Why you should consider presenting:


  • Gain valuable experience presenting at professional conferences
  • Help gain admissions into graduate school
  • Share your scholarly work with family and friends
  • Enhance presentation skills
  • Build your resume


Request Sponsorship:


If you are interested in presenting at the showcase, you will need to have a faculty or staff member sponsor your work. Usually your sponsor will be the faculty member with whom you have been working, or a session chair in your major area. To see a list of session chairs, please review last year’s Showcase program booklet on our Past Proceedings page. When you make your submission your will need to provide the name and contact information of your sponsor and this person will be emailed.


So you want to Present – What Now?


Think about what format will be best for sharing your work. The options include: posters, presentations (talks – often with a powerpoint), performances, and panel discussions. You can also look at last year’s conference program and see what format students in your discipline have used previously. Talk to your faculty/staff sponsor about your ideas.

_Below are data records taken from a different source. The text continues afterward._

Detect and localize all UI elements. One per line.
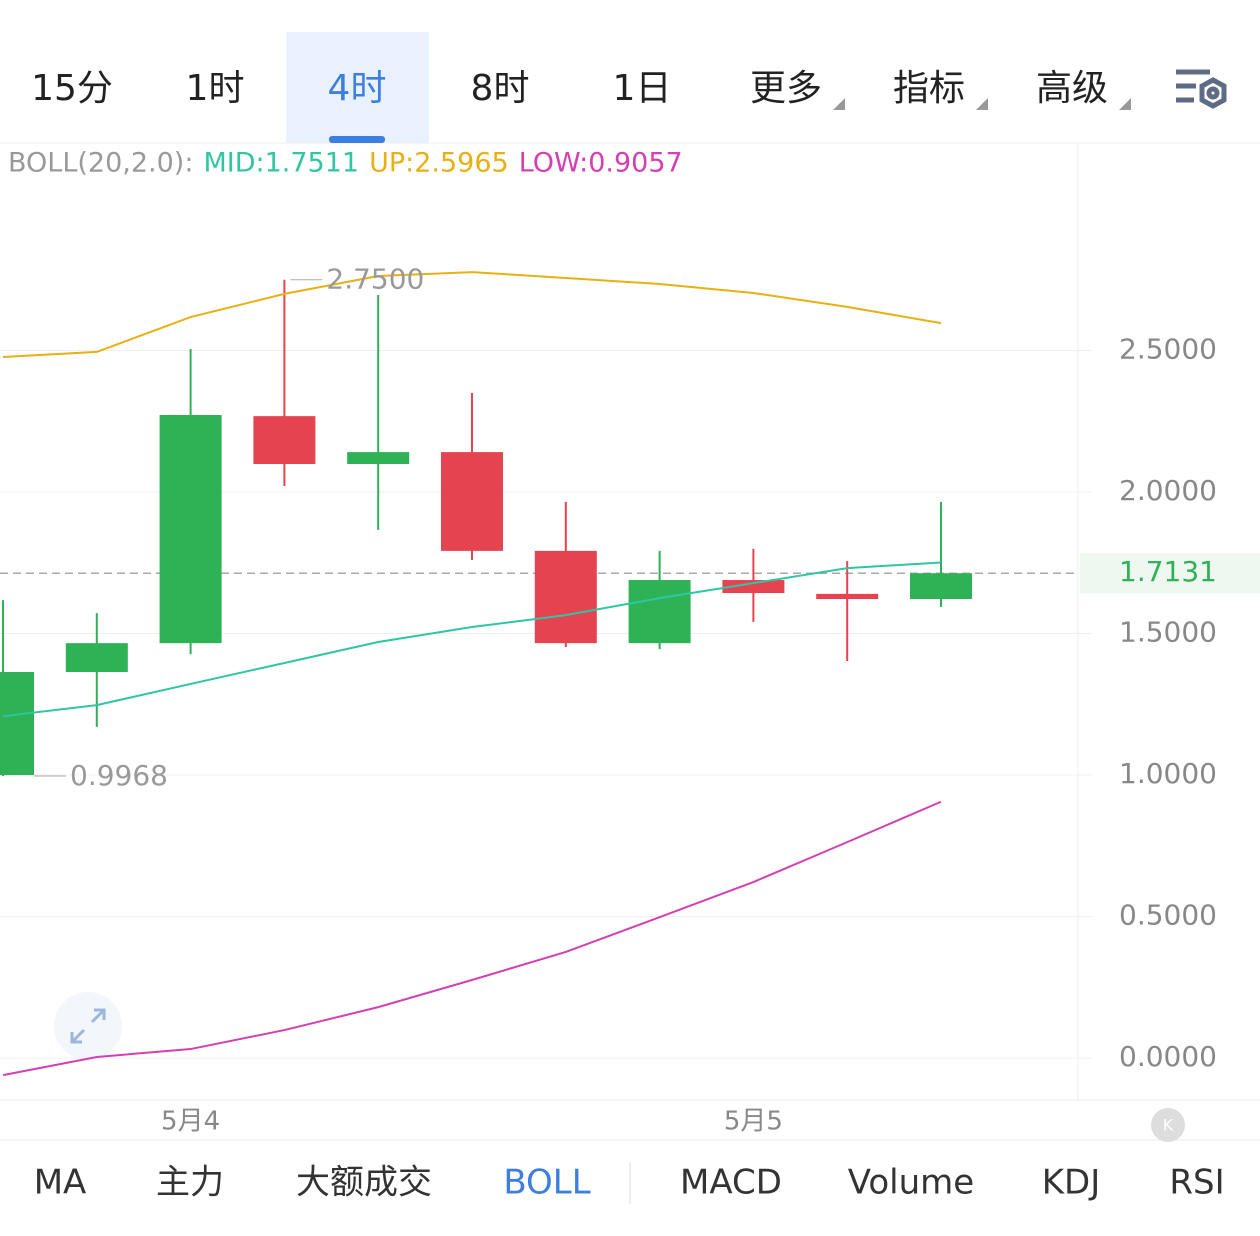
boll-line xyxy=(2,271,942,358)
indicator-tab[interactable]: 主力 xyxy=(156,1163,224,1203)
y-tick-label: 2.5000 xyxy=(1119,332,1217,365)
interval-tab[interactable]: 指标 xyxy=(893,68,965,109)
candle-body xyxy=(816,593,879,599)
last-price-label: 1.7131 xyxy=(1119,555,1217,588)
dropdown-arrow xyxy=(1119,98,1131,110)
last-price-box xyxy=(1080,553,1260,594)
scroll-button[interactable]: K xyxy=(1151,1108,1185,1142)
legend-entry: LOW:0.9057 xyxy=(519,148,683,179)
y-tick-label: 1.0000 xyxy=(1119,757,1217,790)
candle-body xyxy=(253,416,316,464)
x-tick-label: 5月5 xyxy=(724,1107,783,1137)
indicator-label: BOLL(20,2.0): xyxy=(8,148,193,179)
y-tick-label: 0.0000 xyxy=(1119,1040,1217,1073)
candle-body xyxy=(347,452,410,464)
y-tick-label: 2.0000 xyxy=(1119,474,1217,507)
annotation-label: 2.7500 xyxy=(326,263,424,296)
settings-icon[interactable] xyxy=(1176,69,1227,109)
tab-indicator xyxy=(329,136,385,143)
candle-body xyxy=(159,415,222,644)
indicator-tab[interactable]: 大额成交 xyxy=(296,1163,432,1203)
candle-body xyxy=(441,452,503,551)
annotation-label: 0.9968 xyxy=(70,759,168,792)
expand-button[interactable] xyxy=(54,992,122,1060)
dropdown-arrow xyxy=(976,98,988,110)
candle-body xyxy=(65,643,128,673)
candle-body xyxy=(910,573,972,599)
interval-tab[interactable]: 8时 xyxy=(471,68,530,109)
y-tick-label: 0.5000 xyxy=(1119,899,1217,932)
indicator-tab[interactable]: BOLL xyxy=(503,1163,590,1203)
interval-tab[interactable]: 高级 xyxy=(1036,68,1108,109)
tab-highlight xyxy=(286,32,429,143)
indicator-tab[interactable]: Volume xyxy=(848,1163,974,1203)
interval-tab[interactable]: 更多 xyxy=(750,68,822,109)
legend-entry: UP:2.5965 xyxy=(369,148,509,179)
dropdown-arrow xyxy=(833,98,845,110)
candle-body xyxy=(534,550,597,644)
x-tick-label: 5月4 xyxy=(161,1107,220,1137)
interval-tab[interactable]: 15分 xyxy=(31,68,113,109)
indicator-tab[interactable]: MA xyxy=(34,1163,87,1203)
indicator-tab[interactable]: RSI xyxy=(1169,1163,1224,1203)
indicator-tab[interactable]: MACD xyxy=(680,1163,782,1203)
candle-body xyxy=(722,580,785,594)
indicator-tab[interactable]: KDJ xyxy=(1042,1163,1101,1203)
legend-entry: MID:1.7511 xyxy=(203,148,359,179)
boll-line xyxy=(2,800,942,1077)
y-tick-label: 1.5000 xyxy=(1119,616,1217,649)
candle-body xyxy=(0,672,34,776)
candle-body xyxy=(628,580,691,644)
interval-tab[interactable]: 1日 xyxy=(613,68,672,109)
boll-line xyxy=(2,561,942,718)
svg-text:K: K xyxy=(1163,1116,1174,1135)
interval-tab[interactable]: 4时 xyxy=(328,68,387,109)
interval-tab[interactable]: 1时 xyxy=(186,68,245,109)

Once you and your sponsor have decided what you want to do then you will need to fill out and submit the Student Submission form. There is now a google calendar to help keep you on schedule see our deadlines page to view it.

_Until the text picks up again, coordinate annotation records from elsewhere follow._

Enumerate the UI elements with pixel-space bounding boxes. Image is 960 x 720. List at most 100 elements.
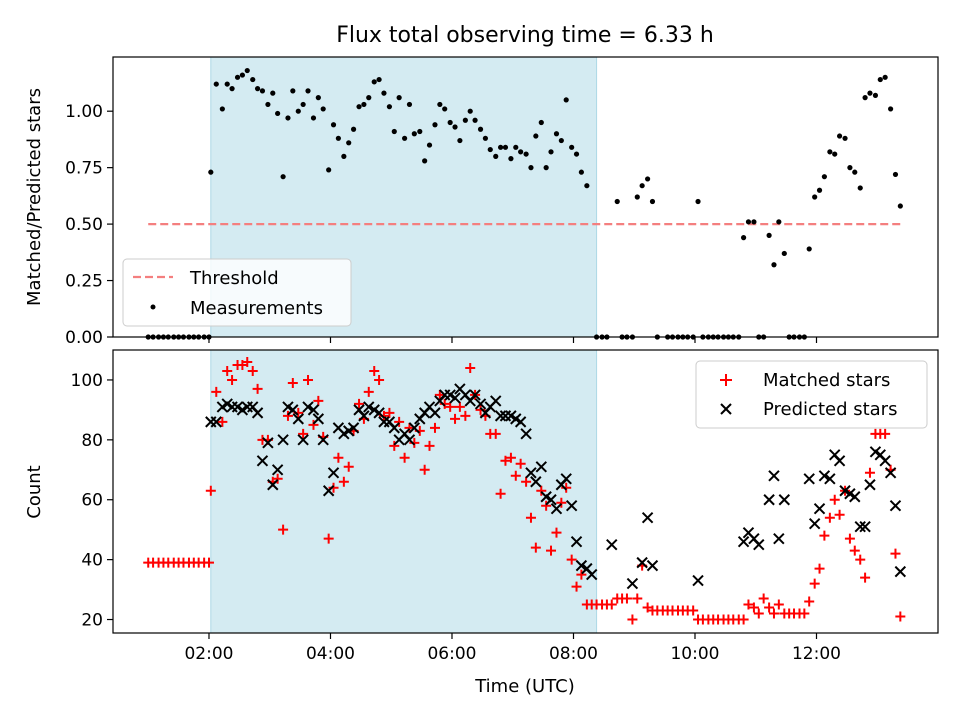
measurement-point xyxy=(477,126,484,132)
predicted-star-point xyxy=(292,413,304,425)
legend-predicted-swatch xyxy=(720,403,732,415)
predicted-star-point xyxy=(262,437,274,449)
matched-star-point xyxy=(834,509,845,520)
predicted-star-point xyxy=(879,455,891,467)
measurement-point xyxy=(391,128,397,135)
measurement-point xyxy=(892,171,899,178)
measurement-point xyxy=(513,144,519,150)
matched-star-point xyxy=(606,599,617,610)
predicted-star-point xyxy=(267,479,279,491)
bottom-axis-ticks: 02:00 04:00 06:00 08:00 10:00 12:00 20 40 60 80 10… xyxy=(71,371,841,664)
measurement-point xyxy=(888,106,894,112)
measurement-point xyxy=(254,86,261,92)
matched-star-point xyxy=(374,374,385,385)
measurement-point xyxy=(402,135,408,141)
matched-star-point xyxy=(445,401,456,412)
matched-star-point xyxy=(363,386,374,397)
matched-star-point xyxy=(434,389,445,400)
predicted-stars-series xyxy=(205,383,907,590)
matched-star-point xyxy=(282,410,293,421)
measurement-point xyxy=(584,183,590,189)
matched-star-point xyxy=(303,374,314,385)
predicted-star-point xyxy=(560,473,572,485)
matched-star-point xyxy=(490,428,501,439)
matched-star-point xyxy=(378,410,389,421)
matched-star-point xyxy=(764,602,775,613)
measurement-point xyxy=(320,106,326,112)
measurement-point xyxy=(315,95,321,101)
matched-star-point xyxy=(551,527,562,538)
matched-star-point xyxy=(272,473,283,484)
matched-star-point xyxy=(399,452,410,463)
legend-measurements-swatch xyxy=(150,304,156,310)
predicted-star-point xyxy=(636,556,648,569)
measurement-point xyxy=(766,232,772,238)
matched-star-point xyxy=(424,440,435,451)
matched-star-point xyxy=(566,554,577,565)
matched-star-point xyxy=(768,608,779,619)
measurement-point xyxy=(872,92,879,98)
measurement-point xyxy=(224,81,230,87)
measurement-point xyxy=(244,67,250,74)
predicted-star-point xyxy=(449,392,461,404)
predicted-star-point xyxy=(210,416,222,428)
measurement-point xyxy=(462,117,468,123)
predicted-star-point xyxy=(833,455,846,467)
predicted-star-point xyxy=(641,511,654,524)
y-tick-label: 1.00 xyxy=(65,102,103,122)
measurement-point xyxy=(528,165,534,171)
measurement-point xyxy=(467,108,473,114)
measurement-point xyxy=(821,174,827,180)
predicted-star-point xyxy=(773,532,785,545)
x-tick-label: 06:00 xyxy=(427,644,476,664)
measurement-point xyxy=(832,151,838,157)
y-tick-label: 80 xyxy=(81,431,103,451)
matched-star-point xyxy=(804,596,815,607)
measurement-point xyxy=(897,203,903,209)
measurement-point xyxy=(280,174,286,180)
matched-star-point xyxy=(343,461,354,472)
bottom-xlabel: Time (UTC) xyxy=(474,676,575,697)
predicted-star-point xyxy=(490,395,502,407)
observing-span-rect xyxy=(210,349,598,634)
matched-star-point xyxy=(880,428,891,439)
predicted-star-point xyxy=(570,535,583,548)
predicted-star-point xyxy=(864,479,876,491)
predicted-star-point xyxy=(854,520,866,533)
measurement-point xyxy=(396,95,402,101)
x-tick-label: 08:00 xyxy=(549,644,598,664)
measurement-point xyxy=(553,131,560,137)
measurement-point xyxy=(426,142,433,148)
legend-matched-label: Matched stars xyxy=(763,370,890,391)
matched-star-point xyxy=(510,470,521,481)
measurement-point xyxy=(275,110,281,117)
measurement-point xyxy=(472,117,478,123)
measurement-point xyxy=(432,122,438,128)
measurement-point xyxy=(745,219,752,225)
predicted-star-point xyxy=(565,500,578,512)
matched-star-point xyxy=(247,365,258,376)
measurement-point xyxy=(361,101,367,108)
matched-star-point xyxy=(773,599,784,610)
measurement-point xyxy=(816,187,823,193)
measurement-point xyxy=(649,198,656,205)
measurement-point xyxy=(533,133,539,139)
matched-star-point xyxy=(211,386,222,397)
matched-star-point xyxy=(849,545,860,556)
predicted-star-point xyxy=(429,407,441,419)
predicted-star-point xyxy=(818,470,831,482)
measurement-point xyxy=(376,76,382,83)
measurement-point xyxy=(502,144,509,150)
measurement-point xyxy=(538,119,544,126)
y-tick-label: 0.00 xyxy=(65,328,103,348)
matched-star-point xyxy=(829,494,840,505)
matched-star-point xyxy=(222,365,233,376)
matched-star-point xyxy=(521,476,532,487)
top-legend: Threshold Measurements xyxy=(122,258,352,327)
matched-star-point xyxy=(333,452,344,463)
x-tick-label: 04:00 xyxy=(306,644,355,664)
measurement-point xyxy=(270,90,276,96)
matched-star-point xyxy=(227,374,238,385)
matched-star-point xyxy=(389,440,400,451)
top-legend-box xyxy=(122,258,352,327)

There are a few things you need to know for the submission form:

  • General Idea of what you want to present about – you can refine this later so just get what you know down.
  • Title – again, based off what you know.
  • An Abstract (or Image of your work for visual arts)
  • Author information (yourself and all co-presenters) including name, major, V#, contact information and hometown.
  • Sponsoring faculty or staff member’s name and contact information.

Although the submission form has required fields that cannot be skipped (e.g. you can’t skip someone’s V#) you can always come back and edit your submission. Be sure to work though the whole form and submit what you have so far. The form will send you an auto-generated email that lists all the responses you entered into the form and gives you a link to go back and edit your responses. You can edit as many times as you like until the deadline. The form will also email your faculty/staff sponsor to confirm that you have their approval.


Writing an Abstract:


An abstract summarizes, in one paragraph, the major aspects of the entire paper in a prescribed sequence that includes: 1) the overall purpose of the study and the research problem(s) you investigated; 2) the basic design of the study; 3) major findings or trends found as a result of your analysis; and, 4) a brief summary of your interpretations and conclusions. If your work is a work of art, you may instead wish to describe the nature intentions of the art (e.g. a description of a dance performance piece or a piece of music). 

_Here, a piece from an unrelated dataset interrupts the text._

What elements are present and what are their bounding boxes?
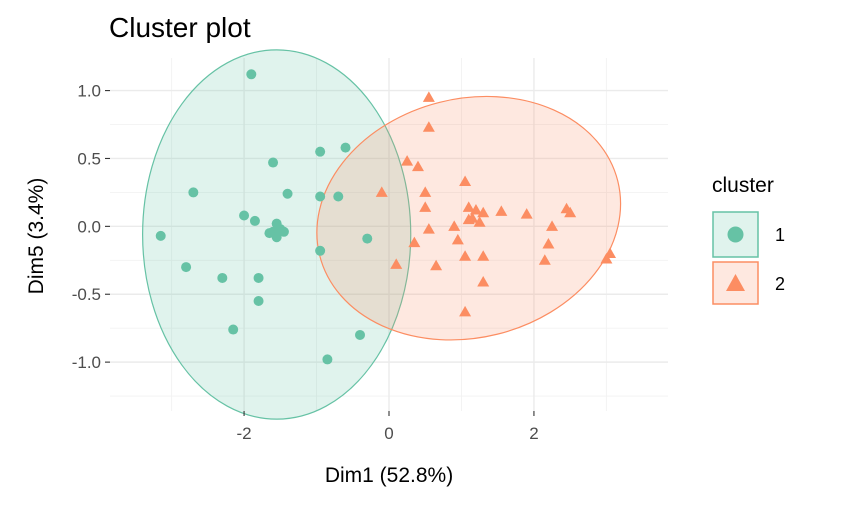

Remember: this isn’t a full research paper. You need to selectively choose what information is in the Abstract because this is what will be printed in the Program on the day of the event. Think about what you want people to read about your research so that they will attend your presentation over another one.

The abstract SHOULD NOT contain:

  • Lengthy background information
  • Full reference citations
  • Ellipticals [i.e., ending with “…”] or incomplete sentences
  • Abbreviations, jargon, or undefined terms that may be confusing to the reader
  • Bullet points, figures, or tables, or references to them
  • Paragraph breaks (it must all be a single paragraph)
  • Indentation or spaces preceding the first word
  • ALL CAPS or Title Case (Please use sentence case)

Your abstract for AES must be 1200 characters maximum. Feel free to look at the Past Proceedings to see examples of published Abstracts.


After the Submission:


Once you know you are presenting you must stay in contact with your sponsor as they will help you refine your presentation. Faculty/staff are busy so don’t be afraid to set deadlines for them and remind them about what you need.

Set your own goal timeline and leave time to revise and improve. This will help you stay on top of what you need to get done and will help your sponsor know when you will need their attention and guidance.

Keep practicing your presentation – it won’t get better if you just talk about what should happen. Physically practice! This goes for posters as well. Once you have a draft of your poster put it on a big classroom screen and practice answering the question: “Can you tell me about what you did and what you learned in this project?”